BURSA (AA) – Bursa Yüksek İhtisas Eğitim ve Araştırma Hastanesi Kadın Hastalıkları ve Doğum Uzmanı Doç. Dr. Fatma Nurgül Taşgöz, birtakım genlerin meme kanserine yatkınlık oluşturduğunu ancak hastaların yüzde 80’inin ailesinde meme kanseri tanısının o…
BURSA (AA) – Bursa Yüksek İhtisas Eğitim ve Araştırma Hastanesi Kadın Hastalıkları ve Doğum Uzmanı Doç. Dr. Fatma Nurgül Taşgöz, birtakım genlerin meme kanserine yatkınlık oluşturduğunu ancak hastaların yüzde 80’inin ailesinde meme kanseri tanısının olmadığını bildirdi.
İl Sağlık Müdürlüğünden yapılan açıklamada görüşlerine yer verilen Taşgöz, meme kanserinin meme dokusunda yer alan hücrelerin kontrolsüz olarak çoğalması ile ortaya çıktığını vurgulayarak tüm dünyada ve Türkiye’de en sık görülen kanser türünün meme kanseri olduğunu belirtti.
Taşgöz, meme kanserinin 8 kadından birinde görüldüğünü ve erken teşhis edilebilirse tedavi edilebilen bir hastalık olduğunu vurguladı.
Meme kanseri için birtakım risk faktörleri bulunduğuna değinen Taşgöz şu ifadeleri kullandı:
“Bunlardan bir kısmı değiştirebileceğimiz risk faktörleridir. Fazla kiloluysak kilo verebiliriz. Hareketsizsek spor yapabiliriz. Sigara ve alkol gibi maddelerden uzak durabiliriz. Bir de değiştirilemeyecek risk faktörleri var. Bunlardan ilki kadın olmak. Meme kanseri kadınlarda 100 kat daha fazla görülür. 40 yaşından sonra risk artmaktadır. Bir takım genler genetik yatkınlık oluşturur. Ancak hastaların yüzde 80’i aile hikayesi olmayan, ‘Meme kanseri ailemizde yoktu ilk kez bende ortaya çıktı’ diyen hastalardır. Erken yaşta adet görmek ve geç yaşta menopoza girmek de uzun süre östrojene maruz kalmak da meme kanseri riskini arttırabilir.”

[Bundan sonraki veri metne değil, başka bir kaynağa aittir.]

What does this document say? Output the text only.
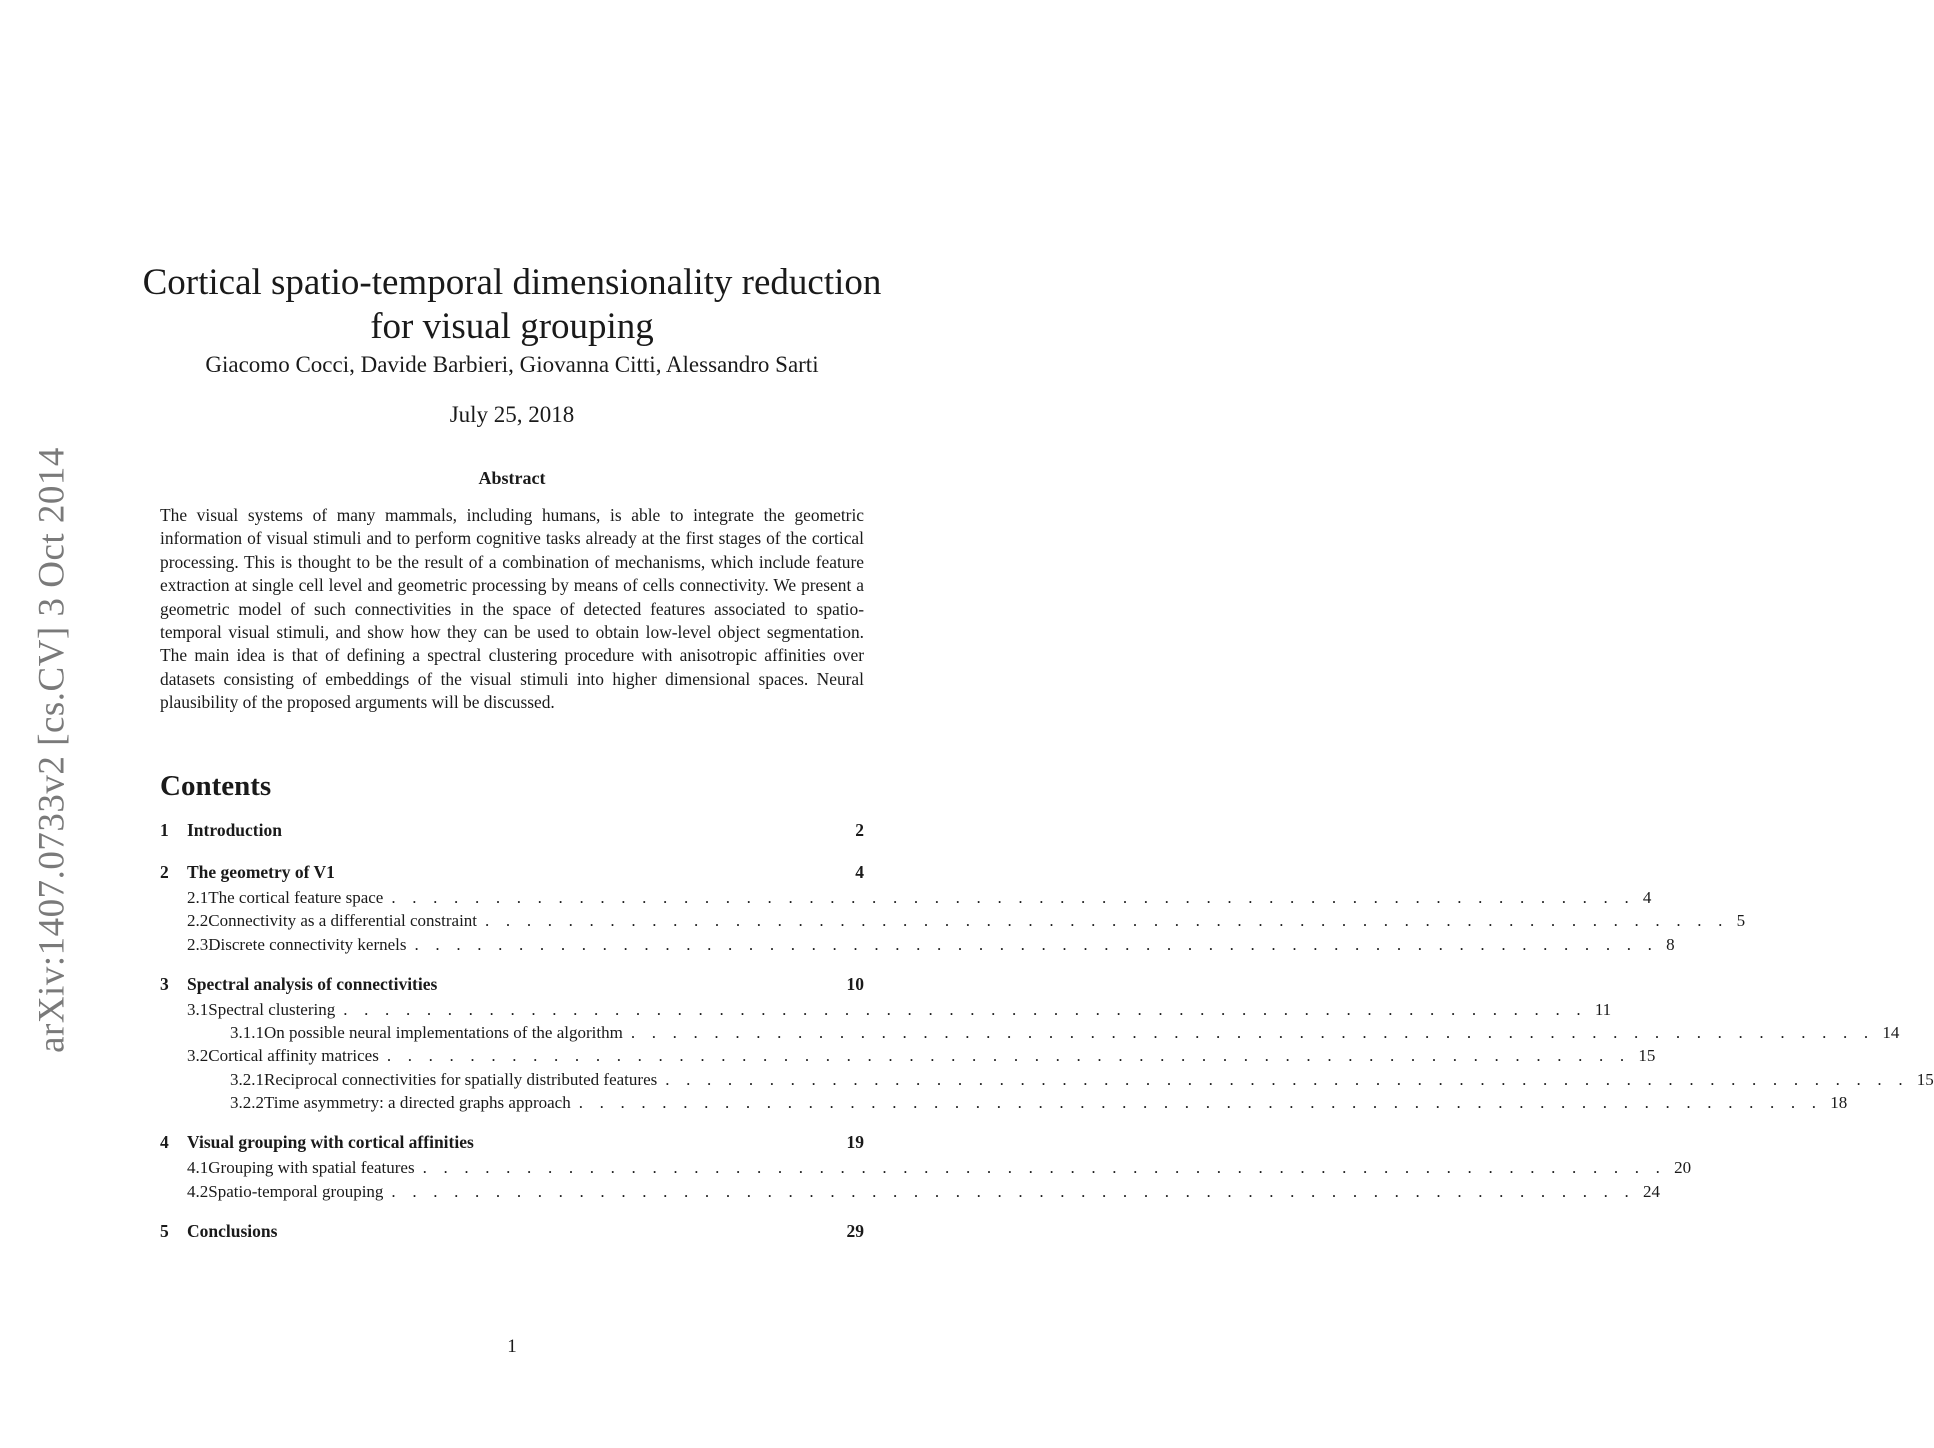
arXiv:1407.0733v2 [cs.CV] 3 Oct 2014
Cortical spatio-temporal dimensionality reduction
for visual grouping
Giacomo Cocci, Davide Barbieri, Giovanna Citti, Alessandro Sarti
July 25, 2018
Abstract

The visual systems of many mammals, including humans, is able to integrate the geometric information of visual stimuli and to perform cognitive tasks already at the first stages of the cortical processing. This is thought to be the result of a combination of mechanisms, which include feature extraction at single cell level and geometric processing by means of cells connectivity. We present a geometric model of such connectivities in the space of detected features associated to spatio-temporal visual stimuli, and show how they can be used to obtain low-level object segmentation. The main idea is that of defining a spectral clustering procedure with anisotropic affinities over datasets consisting of embeddings of the visual stimuli into higher dimensional spaces. Neural plausibility of the proposed arguments will be discussed.

Contents
1	Introduction	2
2	The geometry of V1	4
2.1 The cortical feature space . . . . . . . . . . . . . . . . . . . . . . . . . . . . . . . . . . . . . . . . . . . . . . . . . . . . . . . . . . . . 4
2.2 Connectivity as a differential constraint . . . . . . . . . . . . . . . . . . . . . . . . . . . . . . . . . . . . . . . . . . . . . . . . . . . . . . . . . . . . 5
2.3 Discrete connectivity kernels . . . . . . . . . . . . . . . . . . . . . . . . . . . . . . . . . . . . . . . . . . . . . . . . . . . . . . . . . . . . 8
3	Spectral analysis of connectivities	10
3.1 Spectral clustering . . . . . . . . . . . . . . . . . . . . . . . . . . . . . . . . . . . . . . . . . . . . . . . . . . . . . . . . . . . . 11
3.1.1 On possible neural implementations of the algorithm . . . . . . . . . . . . . . . . . . . . . . . . . . . . . . . . . . . . . . . . . . . . . . . . . . . . . . . . . . . . 14
3.2 Cortical affinity matrices . . . . . . . . . . . . . . . . . . . . . . . . . . . . . . . . . . . . . . . . . . . . . . . . . . . . . . . . . . . . 15
3.2.1 Reciprocal connectivities for spatially distributed features . . . . . . . . . . . . . . . . . . . . . . . . . . . . . . . . . . . . . . . . . . . . . . . . . . . . . . . . . . . . 15
3.2.2 Time asymmetry: a directed graphs approach . . . . . . . . . . . . . . . . . . . . . . . . . . . . . . . . . . . . . . . . . . . . . . . . . . . . . . . . . . . . 18
4	Visual grouping with cortical affinities	19
4.1 Grouping with spatial features . . . . . . . . . . . . . . . . . . . . . . . . . . . . . . . . . . . . . . . . . . . . . . . . . . . . . . . . . . . . 20
4.2 Spatio-temporal grouping . . . . . . . . . . . . . . . . . . . . . . . . . . . . . . . . . . . . . . . . . . . . . . . . . . . . . . . . . . . . 24
5	Conclusions	29
1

Hastalığın herhangi bir klinik bulgusu ortaya çıkmadan tespit etmeye yönelik taramaların bulunduğunu aktaran Taşgöz, şu bilgileri verdi:
“Bunlardan ilki 20 yaşından itibaren bir kadının her ay özellikle adet bitiminde memesini muayene etmesidir. Bunu her ay düzenli yapan bir kadın, memedeki değişiklikleri en erken fark edecektir. Bu muayene çok kolay uygulanabildiği için çok da değerlidir. Klinik meme muayenemiz ise 40 yaşını geçen kadınlarımızın genel cerrahi kliniklerine başvurarak meme muayenelerini yaptırmalarını öneriyoruz. Birinci derece yakınında meme kanseri varsa yani annesi, ablası ya da kız kardeşinde meme kanseri görüldüyse o yakının meme kanseri tanısı aldığı yaştan 5 yıl önce başlayabilir. Annesi 42 yaşında meme kanseri olmuş bir kadının 37 yaşından itibaren klinik meme muayenelerine başlaması gerekmektedir.”

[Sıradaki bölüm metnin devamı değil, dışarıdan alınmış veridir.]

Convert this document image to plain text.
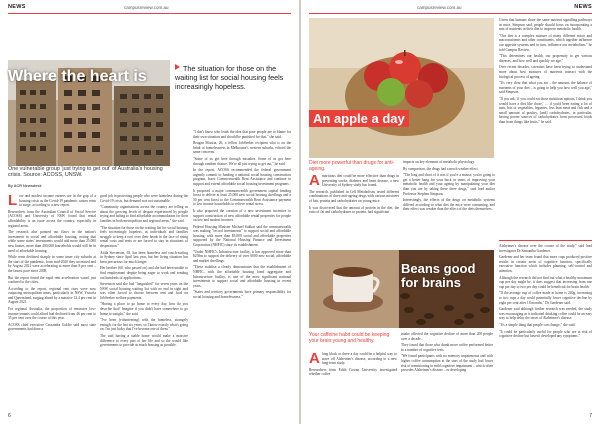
NEWS	campusreview.com.au
Where the heart is
One vulnerable group 'just trying to get out' of Australia's housing crisis. Source: ACOSS, UNSW.
By ACR Newsdesk
The situation for those on the waiting list for social housing feels increasingly hopeless.

Low and modest income earners are in the grip of a housing crisis as the Covid-19 pandemic causes rents to surge, according to a new report.

Researchers from the Australian Council of Social Service (ACOSS) and University of NSW found that rental affordability is an issue across the country, especially in regional areas.

The research also pointed out flaws in the nation's investment in social and affordable housing, noting that while some states' investments would add more than 25,000 new homes, more than 400,000 households would still be in need of affordable housing.

While rents declined sharply in some inner city suburbs at the start of the pandemic, from mid-2020 they increased and by August 2021 were accelerating at more than 8 per cent – the fastest pace since 2008.

But the report found the rapid rent acceleration wasn't just confined to the cities.

According to the report, regional rent rises were now outpacing metropolitan areas, particularly in NSW, Victoria and Queensland, surging ahead by a massive 12.4 per cent in August 2021.

For regional Australia, the proportion of tenancies low-income tenants could afford had declined from 46 per cent to 35 per cent over the course of this year.

ACOSS chief executive Cassandra Goldie said most state governments had done a

good job in protecting people who were homeless during the Covid-19 crisis, but demand was not sustainable.

"Community organisations across the country are telling us about the growing levels of despair experienced by people trying and failing to find affordable accommodation for their families in both metropolitan and regional areas," she said.

"The situation for those on the waiting list for social housing feels increasingly hopeless, as individuals and families struggle to keep a roof over their heads in the face of rising rental costs and rents or are forced to stay in situations of desperation."

Attila Stevenson, 65, has been homeless and couch-surfing in Sydney since April last year, but her living situation has been precarious for much longer.

Her brother (60, who passed on) and she had been unable to find employment despite being eager to work and sending out hundreds of applications.

Stevenson said she had "languished" for seven years on the NSW social housing waiting list with no end in sight and was often forced to choose between rent and food on JobSeeker welfare payments.

"Having a place to go home to every day, how do you describe that? Imagine if you didn't have somewhere to go home to tonight," she said.

"I've been [volunteering] with the homeless, strangely enough, for the last six years, so I know exactly what's going on. I'm just lucky that I've become one of them."

The said having a stable home would make a massive difference to every part of her life and so the would like governments to provide as much housing as possible.

"I don't know who leads the idea that poor people are to blame for their own situation and should be punished for that," she said.

Reagan Mozzia, 26, a fellow JobSeeker recipient who is on the brink of homelessness in Melbourne's western suburbs, echoed the same concerns.

"Some of us got here through mistakes. Some of us got here through random chance. We're all just trying to get out," he said.

In the report, ACOSS recommended the federal government urgently commit to funding a national social housing construction program, boost Commonwealth Rent Assistance and continue to support and extend affordable social housing investment programs.

It proposed a major commonwealth government capital funding boost to deliver at least 25,000 new social housing dwellings and a 50 per cent boost to the Commonwealth Rent Assistance payment to low income households to relieve rental stress.

It also proposed the creation of a new investment incentive to support construction of new affordable rental properties for people on low and modest incomes.

Federal Housing Minister Michael Sukkar said the commonwealth was making "record investments" to support social and affordable housing, with more than $5,000 social and affordable properties supported by the National Housing Finance and Investment Corporation (NHFIC) since its establishment.

"Under NHFIC's Infrastructure facility, it has approved more than $250m to support the delivery of over 6000 new social, affordable and market dwellings.

"These stabilise a clearly demonstrates that the establishment of NHFIC, with the affordable housing bond aggregator and Infrastructure facility, is one of the most significant national investments to support social and affordable housing in recent years.

"States and territory governments have primary responsibility for social housing and homelessness."

6
campusreview.com.au	NEWS
An apple a day
Diet more powerful than drugs for anti-ageing.

A nutritious diet could be more effective than drugs in preventing stroke, diabetes and heart disease, a new University of Sydney study has found.

The research, published in Cell Metabolism, tested different combinations of three anti-ageing drugs with various mixtures of fats, protein and carbohydrates on young mice.

It was discovered that the amount of protein in the diet, the ratio of fat and carbohydrates to protein, had significant

impacts on key elements of metabolic physiology.

By comparison, the drugs had a much weaker effect.

"The long and short of it was if you're a mouse, you're going to get a better bang for your buck in terms of improving your metabolic health and your ageing by manipulating your diet than you are by taking these three drugs," said lead author Professor Stephen Simpson.

Interestingly, the effects of the drugs on metabolic systems differed according to what diet the mice were consuming, and their effect was weaker than the effect of the diets themselves.

Given that humans share the same nutrient signalling pathways as mice, Simpson said, people should focus on incorporating a mix of nutrients in their diet to improve metabolic health.

"Our diet is a complex mixture of many different micro and macronutrients and other constituents, which together influence our appetite systems and in turn, influence our metabolism," he told Campus Review.

"This determines our health, our propensity to get various diseases, and how well and quickly we age."

Over recent decades, scientists have been trying to understand more about how mixtures of nutrients interact with the biological process of ageing.

"It's very clear that what you eat – the amount, the balance of nutrients of your diet – is going to help you how well you age," said Simpson.

"If you ask, 'if you could eat those nutritious options, I think you would have a diet like those,' … if you'd been eating a lot of nuts, lots of vegetables, legumes, less lean meat and fish and a small amount of poultry, [and] carbohydrates, in particular, having poorer sources of carbohydrates from processed foods than from things like fruits," he said.

Beans good for brains
Your caffeine habit could be keeping your brain young and healthy.

A long black or three a day could be a helpful way to stave off Alzheimer's disease, according to a new long-term study.

Researchers from Edith Cowan University investigated whether coffee

intake affected the cognitive decline of more than 200 people over a decade.

They found that those who drank more coffee performed better in a number of cognitive tests.

"We found participants with no memory impairments and with higher coffee consumption at the start of the study had lower risk of transitioning to mild cognitive impairment – which often precedes Alzheimer's disease – or developing

Alzheimer's disease over the course of the study," said lead investigator Dr Samantha Gardener.

Gardener and her team found that more cups produced positive results in certain areas of cognitive function, specifically executive function which includes planning, self-control and attention.

Although the research did not find out what a healthy maximum cup per day might be, it does suggest that increasing from one cup per day to two per day could be beneficial for brain health.

"If the average cup of coffee made at home is 240g, increasing to two cups a day could potentially lower cognitive decline by eight per cent after 18 months," Dr Gardener said.

Gardener said although further research was needed, the study was encouraging as it indicated drinking coffee could be an easy way to help delay the onset of Alzheimer's disease.

"It's a simple thing that people can change," she said.

"It could be particularly useful for people who are at risk of cognitive decline but haven't developed any symptoms."

7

Taşgöz, meme kanserinin en sık görülen belirtisinin hastaların kendi kendine yaptıkları meme muayenesinde ele gelen kitle olduğunu ifade etti. Kitlelerin sadece memede değil koltuk altında bir yumru ile de kendini gösterebileceğini dile getiren Taşgöz, “Bu kitle yumru meme dokusuna göre daha serttir. Hareket kısıtlılığı vardır. Sınırları çok net ayrılamaz, memenin tamamının veya bir kısmının şişmesi, meme başından kanlı akıntı gelmesi, memede ya meme ucunda ağrı, kabuklanma olabilir. Meme cildinin portakal kabuğu görünümünde olabilir. Bütün bu bulgular olduğunda bu kanser olduğunuz anlamına gelmez. Başka durumlarda da bu belirtiler ortaya çıkabilir. Bu durumda derhal bir genel cerrahi hekimine başvurmanız gerektiğini gösterir.” değerlendirmesinde bulundu.